Plusieurs articles publiés par l’observatoire des inégalités ont critiqué cette approche, notamment parce qu’elle se focalise uniquement sur les individus et non sur les rapports sociaux, parce qu’elle ne prend pas en compte le fait que dans une situation de chômage de masse l’amélioration de l’employabilité ne permettra pas de créer de nouveaux emplois de qualité, ou du fait des préconceptions libérales et inégalitaires d’une approche centrée sur le mérite, etc. Dans cet article, la critique est un peu différente. Je voudrais, à l’aide de quelques chiffres, déconstruire l’hypothèse selon laquelle le chômage est équivalent à la pauvreté, c’est-à-dire, en caricaturant un peu, l’idée que tous les chômeurs sont pauvres et que tous les pauvres sont des chômeurs.

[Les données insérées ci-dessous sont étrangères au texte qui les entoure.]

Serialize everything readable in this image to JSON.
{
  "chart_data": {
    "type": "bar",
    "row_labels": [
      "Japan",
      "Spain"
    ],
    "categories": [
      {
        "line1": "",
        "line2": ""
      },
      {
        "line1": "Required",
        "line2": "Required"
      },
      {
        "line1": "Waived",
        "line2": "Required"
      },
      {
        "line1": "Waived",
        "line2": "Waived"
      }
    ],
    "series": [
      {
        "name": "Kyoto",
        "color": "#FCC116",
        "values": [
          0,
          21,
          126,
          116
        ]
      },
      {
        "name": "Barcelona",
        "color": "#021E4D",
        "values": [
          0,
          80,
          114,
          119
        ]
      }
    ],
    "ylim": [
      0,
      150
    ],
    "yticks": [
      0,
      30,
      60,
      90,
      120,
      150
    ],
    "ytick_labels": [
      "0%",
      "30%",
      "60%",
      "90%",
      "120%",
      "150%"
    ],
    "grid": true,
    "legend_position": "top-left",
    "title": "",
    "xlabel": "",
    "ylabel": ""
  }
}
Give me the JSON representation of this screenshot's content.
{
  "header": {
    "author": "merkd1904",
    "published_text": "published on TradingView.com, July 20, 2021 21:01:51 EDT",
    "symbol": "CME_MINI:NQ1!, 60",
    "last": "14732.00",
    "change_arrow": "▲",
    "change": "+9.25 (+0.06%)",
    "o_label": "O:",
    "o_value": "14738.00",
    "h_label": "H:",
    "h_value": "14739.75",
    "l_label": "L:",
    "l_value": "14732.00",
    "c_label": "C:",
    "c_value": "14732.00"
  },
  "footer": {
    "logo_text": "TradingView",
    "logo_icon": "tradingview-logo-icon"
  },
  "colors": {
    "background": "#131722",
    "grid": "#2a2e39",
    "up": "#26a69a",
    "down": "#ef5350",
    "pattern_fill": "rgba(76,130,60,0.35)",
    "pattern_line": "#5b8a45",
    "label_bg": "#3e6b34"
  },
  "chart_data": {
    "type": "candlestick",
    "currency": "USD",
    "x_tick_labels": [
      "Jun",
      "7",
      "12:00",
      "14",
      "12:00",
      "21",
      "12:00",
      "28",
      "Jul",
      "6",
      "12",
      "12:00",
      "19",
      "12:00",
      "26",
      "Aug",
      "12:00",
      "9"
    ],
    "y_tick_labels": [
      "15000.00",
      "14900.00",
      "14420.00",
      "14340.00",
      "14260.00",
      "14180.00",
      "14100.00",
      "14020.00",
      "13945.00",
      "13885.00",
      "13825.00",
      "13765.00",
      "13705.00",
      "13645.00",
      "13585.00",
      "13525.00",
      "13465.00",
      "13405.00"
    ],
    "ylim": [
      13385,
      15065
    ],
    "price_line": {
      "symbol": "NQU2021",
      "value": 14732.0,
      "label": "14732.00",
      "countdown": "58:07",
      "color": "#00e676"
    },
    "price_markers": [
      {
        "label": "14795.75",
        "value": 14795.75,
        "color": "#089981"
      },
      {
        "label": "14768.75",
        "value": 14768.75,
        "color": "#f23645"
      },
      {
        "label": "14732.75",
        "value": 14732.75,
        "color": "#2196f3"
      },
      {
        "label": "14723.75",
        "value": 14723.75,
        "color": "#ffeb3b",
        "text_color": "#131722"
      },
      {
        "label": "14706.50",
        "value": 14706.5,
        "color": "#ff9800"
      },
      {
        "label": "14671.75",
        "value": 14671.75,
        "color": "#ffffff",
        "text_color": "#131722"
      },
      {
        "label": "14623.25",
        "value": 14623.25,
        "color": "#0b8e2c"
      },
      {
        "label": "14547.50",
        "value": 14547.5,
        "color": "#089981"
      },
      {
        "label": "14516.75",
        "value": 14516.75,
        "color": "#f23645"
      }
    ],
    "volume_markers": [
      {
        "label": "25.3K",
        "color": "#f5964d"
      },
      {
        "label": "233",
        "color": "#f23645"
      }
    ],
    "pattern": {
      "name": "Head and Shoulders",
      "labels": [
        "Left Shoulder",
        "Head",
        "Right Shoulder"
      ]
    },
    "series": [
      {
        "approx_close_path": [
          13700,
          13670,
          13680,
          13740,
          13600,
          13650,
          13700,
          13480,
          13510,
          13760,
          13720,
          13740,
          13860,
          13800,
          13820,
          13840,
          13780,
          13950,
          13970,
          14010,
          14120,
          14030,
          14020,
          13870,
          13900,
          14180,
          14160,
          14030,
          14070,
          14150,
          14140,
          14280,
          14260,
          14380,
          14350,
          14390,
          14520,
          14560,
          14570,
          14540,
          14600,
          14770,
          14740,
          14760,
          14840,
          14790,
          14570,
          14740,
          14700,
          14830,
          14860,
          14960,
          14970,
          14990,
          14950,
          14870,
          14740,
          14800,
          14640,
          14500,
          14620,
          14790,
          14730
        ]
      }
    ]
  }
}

Pour ce faire, j’utilise les données de l’enquête SILC qui permettent d’estimer le nombre de personnes vivant sous le seuil de pauvreté. Selon cette enquête une personne est considérée comme pauvre si le revenu net équivalent annuel de son ménage est inférieur à 60 % du revenu médian national. [1] Ce critère est loin d’être parfait, notamment parce qu’il introduit une séparation artificielle entre des citoyens considérés comme pauvre et les autres, alors que l’on peut passer d’une catégorie à l’autre en gagnant un euro de plus ou de moins. Cette définition de la pauvreté centrée uniquement sur le revenu présente aussi l’inconvénient de ne pas prendre en compte le patrimoine des ménages, leurs dettes, et l’accès (ou le non accès) à des services publics comme la santé, le logement social, etc. Cependant, ces données permettent tout de même d’identifier les personnes qui vivent dans des ménages à faibles revenus. À titre d’exemple, selon cette définition une personne vivant seule est considérée comme pauvre si son revenu mensuel net est inférieur à 1.284 € et une famille de deux adultes et de deux enfants (de moins de 14 ans) l’est si son revenu total net est inférieur à 2.696 €.

Le tableau suivant croise le statut de pauvreté monétaire des personnes (le fait de vivre dans un ménage dont le revenu est inférieur au seuil de pauvreté) avec le statut d’emploi des personnes. [2] Le tableau estime donc le nombre de personnes appartenant à chaque catégorie en Belgique. Même si les nombres précis sont indiqués dans le tableau, il ne faut pas oublier que les données proviennent d’une enquête qui interroge environ 6.000 ménages en Belgique et que les chiffres mentionnés ne sont donc que des estimations et non des chiffres précis. On peut par exemple lire dans le tableau que sur les 750.000 étudiants (d’au moins 16 ans), environ 130.000 vivent sous le seuil de pauvreté alors que 620.000 vivent dans un ménage dont le revenu est supérieur à ce seuil.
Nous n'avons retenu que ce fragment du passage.